美しいもの、美、美しさを求めるってなんだろう。
ある人が人間の身体は心、魂、精神の単なる入れ物だと話していた。
私はダンスという身体を使って身体の心に起こり感じることを外側に出す、現れる仕事をしている。身体の外側と内側とが心に何かを響かせることに従う、それがダンスだ。絵を描くのも同じだ。私は近年、もっと言えば最近、ますます純粋に心の中に響くこと、現れること、見えてくることに興味をもち、心の中の世界を広く歩き周りたいと思う。外側から、遠くからやってくること、外側にあることを純粋に新鮮に感じとりたい。心と魂こそ私である。しかし身体自体も実は心と魂から浮かび上がるものなのだ。空気も身体ということと同じだ。しかし身体という外と接している外側が無くなっても、私の心と魂はありつづける。私は美、美しいもの、美しさになる。

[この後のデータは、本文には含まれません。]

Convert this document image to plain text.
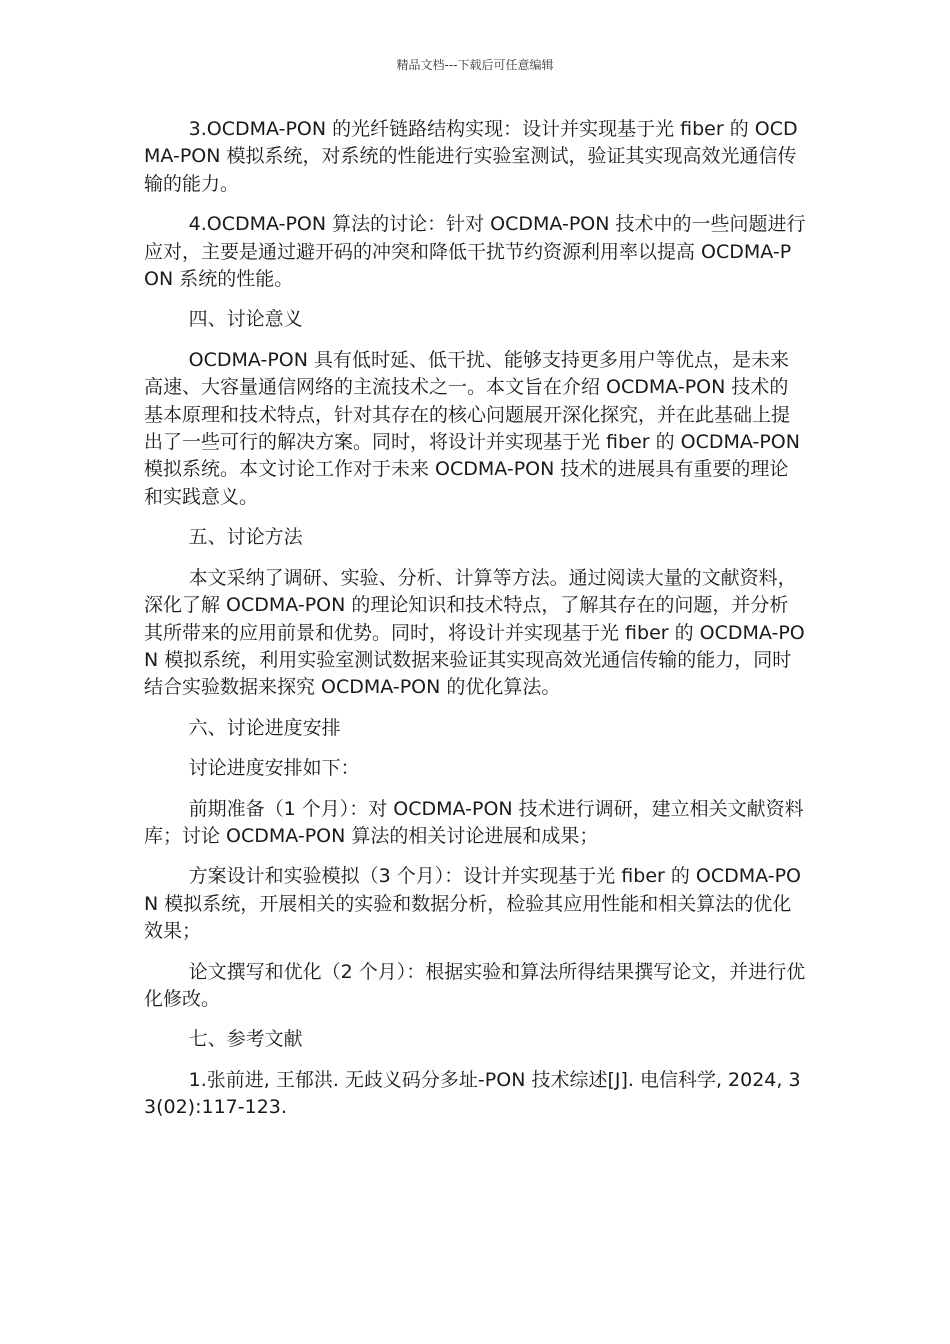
精品文档---下载后可任意编辑

3.OCDMA-PON 的光纤链路结构实现：设计并实现基于光 fiber 的 OCDMA-PON 模拟系统，对系统的性能进行实验室测试，验证其实现高效光通信传输的能力。

4.OCDMA-PON 算法的讨论：针对 OCDMA-PON 技术中的一些问题进行应对，主要是通过避开码的冲突和降低干扰节约资源利用率以提高 OCDMA-PON 系统的性能。

四、讨论意义

OCDMA-PON 具有低时延、低干扰、能够支持更多用户等优点，是未来高速、大容量通信网络的主流技术之一。本文旨在介绍 OCDMA-PON 技术的基本原理和技术特点，针对其存在的核心问题展开深化探究，并在此基础上提出了一些可行的解决方案。同时，将设计并实现基于光 fiber 的 OCDMA-PON 模拟系统。本文讨论工作对于未来 OCDMA-PON 技术的进展具有重要的理论和实践意义。

五、讨论方法

本文采纳了调研、实验、分析、计算等方法。通过阅读大量的文献资料，深化了解 OCDMA-PON 的理论知识和技术特点，了解其存在的问题，并分析其所带来的应用前景和优势。同时，将设计并实现基于光 fiber 的 OCDMA-PON 模拟系统，利用实验室测试数据来验证其实现高效光通信传输的能力，同时结合实验数据来探究 OCDMA-PON 的优化算法。

六、讨论进度安排

讨论进度安排如下：

前期准备（1 个月）：对 OCDMA-PON 技术进行调研，建立相关文献资料库；讨论 OCDMA-PON 算法的相关讨论进展和成果；

方案设计和实验模拟（3 个月）：设计并实现基于光 fiber 的 OCDMA-PON 模拟系统，开展相关的实验和数据分析，检验其应用性能和相关算法的优化效果；

论文撰写和优化（2 个月）：根据实验和算法所得结果撰写论文，并进行优化修改。

七、参考文献

1.张前进, 王郁洪. 无歧义码分多址-PON 技术综述[J]. 电信科学, 2024, 33(02):117-123.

次のアップデートダンスは「静か」。この作品は再演であることを強く意識して臨む。過去から連なる流れとして反未来的な作品にしたい。これもまた私にとって大切な歩みになる。「静か」は新しいや古いには無関係の薄い半透明の重なりが現す時、時間と考える。
通常、再演する作品は、新たに生まれると考えるが、この「静か」は、過去から力を得て、継続する流れを受け取り、丁寧に大胆に厚みを生み出したいと思う。薄さこそ、一重一重の流れる時に変容させる力だと。そこに生命が生まれつづける。時とはそんな力を与えてくれるものだろう。
静けさが溢れる「静か」にどうぞご来場ください。